[In Development] An application to parse freetext inclusion criteria and produce a structured cohort definition that can be executed against OMOP CDM
We implemented our NER methods based on a sequence labeling method, Condition Random Fields (CRF), in CoreNLP with an empirical feature set. After NER, all entities were extracted from free-text criteria with predicted categories assigned automatically.
Our pipeline implements binary relation extraction with two relationships: has_temp (temporal) and has_value (Table 2). Relations between entities are determined by reachability according to enhanced++ English universal dependency parsing results.
We developed a logic detection step following the information extraction pipeline to resolve the logic operators connecting clinical entities. Our heuristic method uses the conjunct tags in enhanced English universal dependency parsing results to group the entities and decompose the logic relations between entities and groups.
We wrapped a lucene-based OMOP mapping tool called Usagi as a web service that queries entity terms and their domains to map terms to OMOP standard concepts. Using OHDSI APIs , we leverage the rich hierarchical relations among concepts in the OMOP CDM to include all descendants for condition concepts and all drugs sharing the same ingredient for drug concepts.
We developed a logic translation component in Criteria2Query to translate logic within structured criteria to the target data model. In cohort definitions in the OMOP CDM, the logic relations of “And” and “Or” are represented by the templates “have all of the following criteria” and “have any of the following criteria”, respectively.

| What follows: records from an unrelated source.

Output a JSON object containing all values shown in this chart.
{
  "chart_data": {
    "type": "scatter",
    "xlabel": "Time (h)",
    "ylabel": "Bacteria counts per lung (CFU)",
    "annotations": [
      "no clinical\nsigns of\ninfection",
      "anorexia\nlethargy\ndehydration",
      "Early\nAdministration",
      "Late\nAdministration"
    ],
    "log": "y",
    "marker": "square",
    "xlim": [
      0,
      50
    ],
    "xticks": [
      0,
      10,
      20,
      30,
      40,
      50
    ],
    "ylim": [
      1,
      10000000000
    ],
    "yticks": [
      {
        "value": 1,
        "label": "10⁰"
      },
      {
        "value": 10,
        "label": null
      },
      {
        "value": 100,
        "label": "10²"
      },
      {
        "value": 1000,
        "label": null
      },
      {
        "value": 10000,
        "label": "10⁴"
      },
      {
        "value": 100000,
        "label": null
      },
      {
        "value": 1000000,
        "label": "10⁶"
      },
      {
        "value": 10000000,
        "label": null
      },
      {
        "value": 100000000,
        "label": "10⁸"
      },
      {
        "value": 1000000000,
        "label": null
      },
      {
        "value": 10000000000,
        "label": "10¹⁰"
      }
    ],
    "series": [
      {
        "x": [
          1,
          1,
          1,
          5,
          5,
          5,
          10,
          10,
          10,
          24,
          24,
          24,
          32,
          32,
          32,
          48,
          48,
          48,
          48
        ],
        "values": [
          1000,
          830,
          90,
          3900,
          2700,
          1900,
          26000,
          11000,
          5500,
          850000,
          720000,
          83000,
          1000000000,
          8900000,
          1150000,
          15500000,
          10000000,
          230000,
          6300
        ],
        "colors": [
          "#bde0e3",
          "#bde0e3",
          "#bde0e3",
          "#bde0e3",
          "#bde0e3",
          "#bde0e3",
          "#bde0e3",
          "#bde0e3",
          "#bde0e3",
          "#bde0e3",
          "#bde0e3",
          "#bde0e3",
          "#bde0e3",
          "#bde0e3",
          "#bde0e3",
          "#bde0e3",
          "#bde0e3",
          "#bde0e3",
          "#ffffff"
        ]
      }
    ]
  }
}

Exclusion criteria are represented by “with exactly 0 using all occurrences”.
We adapted a library for recognizing and normalizing time expressions, SUTime, to standardized temporal expressions into TIMEX3 format first. We then use regular expressions to transform temporal information in TIMEX3 format into the target CDM format. We also developed a heuristic method for the numeric normalization using regular expressions to fill the results in the target format. Both temporal and numeric attributes are linked to their related criteria based on relation extraction results.